Draw Me Huygens' Pendulum Clock

Two forces, one rhythm

A pendulum is one of nature's simplest oscillators — two terms in an ODE, no exotic physics. Add a tiny damping term and you've got Huygens' clock; add a periodic kick at the right phase (an escapement) and the pendulum runs forever.

FORCE 1

gravity restores

−(g/L) · θ

The restoring torque is proportional to the displacement angle. For small angles it's linear; the period 2π·√(L/g) depends only on the rod length L and gravity g — not the bob's mass, not the amplitude.

FORCE 2

friction drains

−γ · ω

Air drag, pivot friction, escapement coupling. All combined into a single damping coefficient γ. A good clock keeps γ small — Huygens' first design lost less than a second per day, an order of magnitude better than the verge-and-foliot clocks before it.

THE FIX

escapement adds back

+ε per tick

The mainspring's energy reaches the pendulum through the escapement, which releases a small kick at each extreme. Net energy stays constant; the pendulum keeps a perfect rhythm; the gears advance a precise step each swing.

How Glyph drew it

Claude writes the JSON; Glyph integrates the 2D ODE with 4th-order Runge-Kutta over 1200 samples.

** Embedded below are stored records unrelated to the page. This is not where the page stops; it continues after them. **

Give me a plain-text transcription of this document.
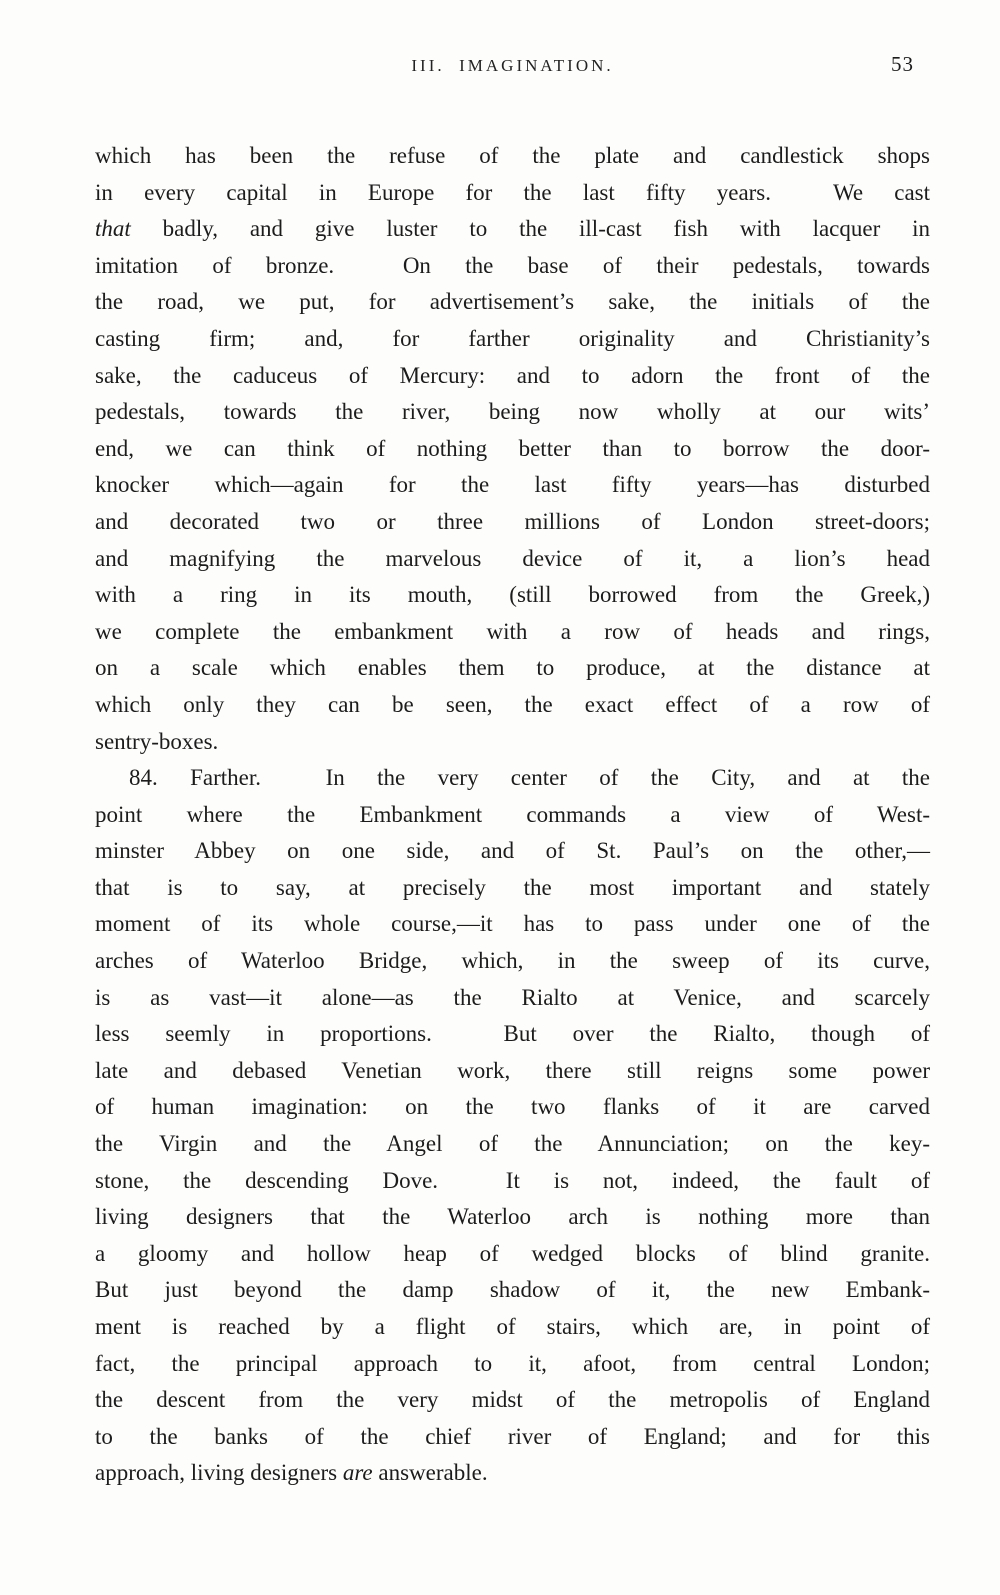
III.  IMAGINATION.	53
which has been the refuse of the plate and candlestick shops
in every capital in Europe for the last fifty years.  We cast
that badly, and give luster to the ill-cast fish with lacquer in
imitation of bronze.  On the base of their pedestals, towards
the road, we put, for advertisement’s sake, the initials of the
casting firm; and, for farther originality and Christianity’s
sake, the caduceus of Mercury: and to adorn the front of the
pedestals, towards the river, being now wholly at our wits’
end, we can think of nothing better than to borrow the door-
knocker which—again for the last fifty years—has disturbed
and decorated two or three millions of London street-doors;
and magnifying the marvelous device of it, a lion’s head
with a ring in its mouth, (still borrowed from the Greek,)
we complete the embankment with a row of heads and rings,
on a scale which enables them to produce, at the distance at
which only they can be seen, the exact effect of a row of
sentry-boxes.
84. Farther.  In the very center of the City, and at the
point where the Embankment commands a view of West-
minster Abbey on one side, and of St. Paul’s on the other,—
that is to say, at precisely the most important and stately
moment of its whole course,—it has to pass under one of the
arches of Waterloo Bridge, which, in the sweep of its curve,
is as vast—it alone—as the Rialto at Venice, and scarcely
less seemly in proportions.  But over the Rialto, though of
late and debased Venetian work, there still reigns some power
of human imagination: on the two flanks of it are carved
the Virgin and the Angel of the Annunciation; on the key-
stone, the descending Dove.  It is not, indeed, the fault of
living designers that the Waterloo arch is nothing more than
a gloomy and hollow heap of wedged blocks of blind granite.
But just beyond the damp shadow of it, the new Embank-
ment is reached by a flight of stairs, which are, in point of
fact, the principal approach to it, afoot, from central London;
the descent from the very midst of the metropolis of England
to the banks of the chief river of England; and for this
approach, living designers are answerable.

Same spec → byte-identical SVG, every platform, every run.

The Glyph spec JSON

// pendulum-clock.json — damped harmonic oscillator
{
  "version": "glyph/0.1",
  "title": "Pendulum clock (Huygens 1656)",
  "data": {
    "trajectory": {
      "shape": "trajectory",
      // dθ/dt = ω (angular velocity)
      "dxdt": "y",
      // dω/dt = −(g/L)·θ − γ·ω
      // with g/L = 1, γ = 0.02
      "dydt": "-x - 0.02*y",
      "initial": { "x": 0.6,
                   "y": 0 },
      "time": { "min": 0,
                "max": 60,
                "samples": 1200 }
    }
  },
  "layers": [{
    "mark": "line",
    "encoding": {
      "x": { "field": "t" },
      "y": { "field": "x" }
    }
  }]
}

14 full swings over 60 seconds, with amplitude shrinking from 0.6 rad to ~0.45 rad — exactly the trajectory the ODE predicts. Try γ = 0 (perfect lossless pendulum), γ = 0.1 (audibly winding down), or γ = 0.5 (overdamped, no oscillation). View on GitHub.

Glyph compiler output SVG

Byte-stable across Ubuntu / macOS / Windows × Node 20 / 22. The exponential decay envelope is in the data — no separate "fit" curve drawn; the ODE produces it for free.

Your turn — prompts to try

Damped harmonic motion shows up everywhere — bridges, atoms, springs. Name your system and Claude can pick the ODE.

▸ Phase portrait

"Plot the same damped pendulum in phase space instead of time. x-axis = θ, y-axis = ω. The trajectory should spiral into the origin."

▸ Engineering

"Show me a Tacoma Narrows bridge oscillation — a forced damped harmonic oscillator with a periodic wind force. Find the resonance frequency where the amplitude grows unbounded."

▸ Chemistry

"Plot a Morse potential — the energy curve of a diatomic molecule like H₂. Show how a vibrating molecule is just a damped harmonic oscillator near the equilibrium bond length."

▸ Music

"Draw a plucked guitar string. Damped harmonic motion at the fundamental frequency, plus the first three overtones at integer ratios. Show the composite waveform."